Likwise, the RFCs require that delivering SMTP hosts wait for the
receiving system's welcome message before trying to offload mail.  Any
host that doesn't is probably a spammer, so will again be treated with
suspicion or outright refused.

(5) Last, it is extremely common for the receiving system to check 
that the delivering system's IP address reverse-resolves in the public
DNS to some valid fully-qualified domain name.  This is an example of
an unofficial best-practices standard, since no RFC _requires_ that 
SMTP hosts have reverse DNS.  However, because spammers often cannot be
arsed to have one (on, say, the virus-infected home or office Windows
machines they cause to mass-output spam), refusing such mail is a valid
antispam heuristic.

_Now_, as I posted in my Conspire post, I pointedly do _not_ have an
IPv6 address on my linuxmafia.com server, only an old-school IPv4
address, 96.95.217.99.  In December 2019, before my cherished ADSL
provider Raw Bandwidth Communications shut off service and I was forced
to move my server over to the house's other uplink, Comcast Business, 
I opened a trouble ticket with Comcast Business requesting that they
add this reverse DNS entry to the DNS for their IP space:

99.217.95.95.in-addr.arpa  86400  IN  PTR   linuxmafia.com.

That says: 'The IP address 96.95.217.99 shall be deemed to
reverse-resolve to "linuxmafia.com.", and this information may be
validly held in DNS cache for up to a full day (86400 seconds).'

It takes about 24-48 hours for Comcast Business to act on any such
requests, and they have no concept of 'Do this on a priority basis
because my outbound mail will be failing until you do.'  So, I made a
point of getting that PTR (reverse DNS) record in place before the Raw
Bandwidth cutoff date when I would be forced to switch over to Comcast
Business.  Apparently, 'PTR' is from the word 'pointer'.  It is the 
reverse counterpart to the most basic DNS record type, the A record,
which defines forward lookup from a fully qualified hostname to an IP
address.  'A' is doubtless from the word 'address'.

What I did _not_ do, at that time, was ask Comcast Business to create 
a similar PTR record for an IPv6 address on my server, for the simple
reason that I deliberately did not -have- any IPv6 address on my server.

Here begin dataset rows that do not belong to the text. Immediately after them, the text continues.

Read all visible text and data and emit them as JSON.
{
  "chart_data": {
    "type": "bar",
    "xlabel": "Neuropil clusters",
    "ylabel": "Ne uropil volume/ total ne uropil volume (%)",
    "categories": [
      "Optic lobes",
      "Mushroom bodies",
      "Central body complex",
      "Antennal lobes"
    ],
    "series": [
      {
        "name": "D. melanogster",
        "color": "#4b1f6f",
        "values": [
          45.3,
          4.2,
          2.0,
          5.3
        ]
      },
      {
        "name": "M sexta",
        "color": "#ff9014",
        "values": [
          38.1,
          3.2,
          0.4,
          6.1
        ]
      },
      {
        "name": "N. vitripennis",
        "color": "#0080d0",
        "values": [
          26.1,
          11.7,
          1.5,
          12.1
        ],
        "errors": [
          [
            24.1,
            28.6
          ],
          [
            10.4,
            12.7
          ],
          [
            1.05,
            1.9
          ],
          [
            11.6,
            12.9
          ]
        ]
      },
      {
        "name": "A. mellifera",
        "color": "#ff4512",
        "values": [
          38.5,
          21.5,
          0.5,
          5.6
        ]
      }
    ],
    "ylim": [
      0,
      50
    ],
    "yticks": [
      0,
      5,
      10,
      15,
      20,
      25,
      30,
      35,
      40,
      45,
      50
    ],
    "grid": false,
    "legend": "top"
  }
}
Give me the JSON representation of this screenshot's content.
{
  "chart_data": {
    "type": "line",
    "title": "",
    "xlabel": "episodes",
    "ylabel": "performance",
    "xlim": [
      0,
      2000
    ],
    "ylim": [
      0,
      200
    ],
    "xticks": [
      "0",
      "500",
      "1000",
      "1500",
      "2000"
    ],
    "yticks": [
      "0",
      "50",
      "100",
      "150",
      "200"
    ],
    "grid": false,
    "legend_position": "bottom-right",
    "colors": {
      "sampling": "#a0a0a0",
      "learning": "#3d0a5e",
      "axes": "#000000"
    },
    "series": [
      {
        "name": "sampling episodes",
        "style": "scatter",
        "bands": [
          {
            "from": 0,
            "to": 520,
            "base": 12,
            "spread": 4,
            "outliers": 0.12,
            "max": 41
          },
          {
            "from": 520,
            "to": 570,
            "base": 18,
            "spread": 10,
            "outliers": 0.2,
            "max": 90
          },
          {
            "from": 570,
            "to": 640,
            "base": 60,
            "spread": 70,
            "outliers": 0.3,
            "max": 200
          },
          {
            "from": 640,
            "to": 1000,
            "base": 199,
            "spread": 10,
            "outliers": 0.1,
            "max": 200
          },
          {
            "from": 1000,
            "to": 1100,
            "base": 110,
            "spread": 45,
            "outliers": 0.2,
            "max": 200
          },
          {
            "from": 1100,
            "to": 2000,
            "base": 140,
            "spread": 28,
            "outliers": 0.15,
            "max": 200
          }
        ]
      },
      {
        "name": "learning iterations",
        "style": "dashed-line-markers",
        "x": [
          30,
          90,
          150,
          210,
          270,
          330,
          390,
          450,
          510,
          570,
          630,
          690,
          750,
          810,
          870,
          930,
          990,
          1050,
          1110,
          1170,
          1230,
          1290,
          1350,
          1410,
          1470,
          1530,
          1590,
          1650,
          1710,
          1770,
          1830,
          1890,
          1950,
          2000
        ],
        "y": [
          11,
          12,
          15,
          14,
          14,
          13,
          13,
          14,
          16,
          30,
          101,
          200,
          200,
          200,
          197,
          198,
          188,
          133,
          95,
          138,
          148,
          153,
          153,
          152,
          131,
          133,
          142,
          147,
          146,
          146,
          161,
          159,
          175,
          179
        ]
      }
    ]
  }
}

So, it came as a very unpleasant surprise on Wednesday when I found that
GMail had been refusing all mail outbound from my server for about 24
hours on grounds that its IPv6 address failed to reverse-resolve in the
public DNS.  I was a bit stunned, like, _what_ IPv6 address?  I was
quite blown away to check my server and find that it suddenly had one
(following the first restart since December 2019).  There is nothing 
in the server configuration assigning an IPv6 address to ethernet port
eth2 (or to anything else).  There _is_ an explicit directive to bind
96.95.217.99 to eth2 at startup time.

Friends have belatedly told me on the Conspire mailing list that the
numbnuts who designed IPv6 made it autoconfiguring by default.  To 
prevent this from happening requires explicit intervention by the
administrator to say 'No, I don't want my network interfaces
automagically assigned IPv6 addresses, either.'

For the time being, I have taken a more drastic measure that was my
first resort upon discovering the problem:  I explicitly disabled all
IPv6 in the network stack.  As I like to joke, this is applying my
"Facebook remedy":  Friends ask me how I deal with various Facebook
problems, and my ha-ha-only-serious answer is "Simple:  No Facebook; no
facebook problems."  Likwise:  No IPv6; no IPv6 problems.

My friends advise in the longer term against using the big hammer in
this case, and I'll get around to that:  They point out that it's
possible to leave IPv6 functionality enabled in the host's network
stack, but switch off _only_ IPv6 autoconfiguration.  

This is of course smarter.  At the time, I reached for the big hammer 
because it made that problem go away (and I wasn't even aware that IPv6
autoconfiguration was even a thing).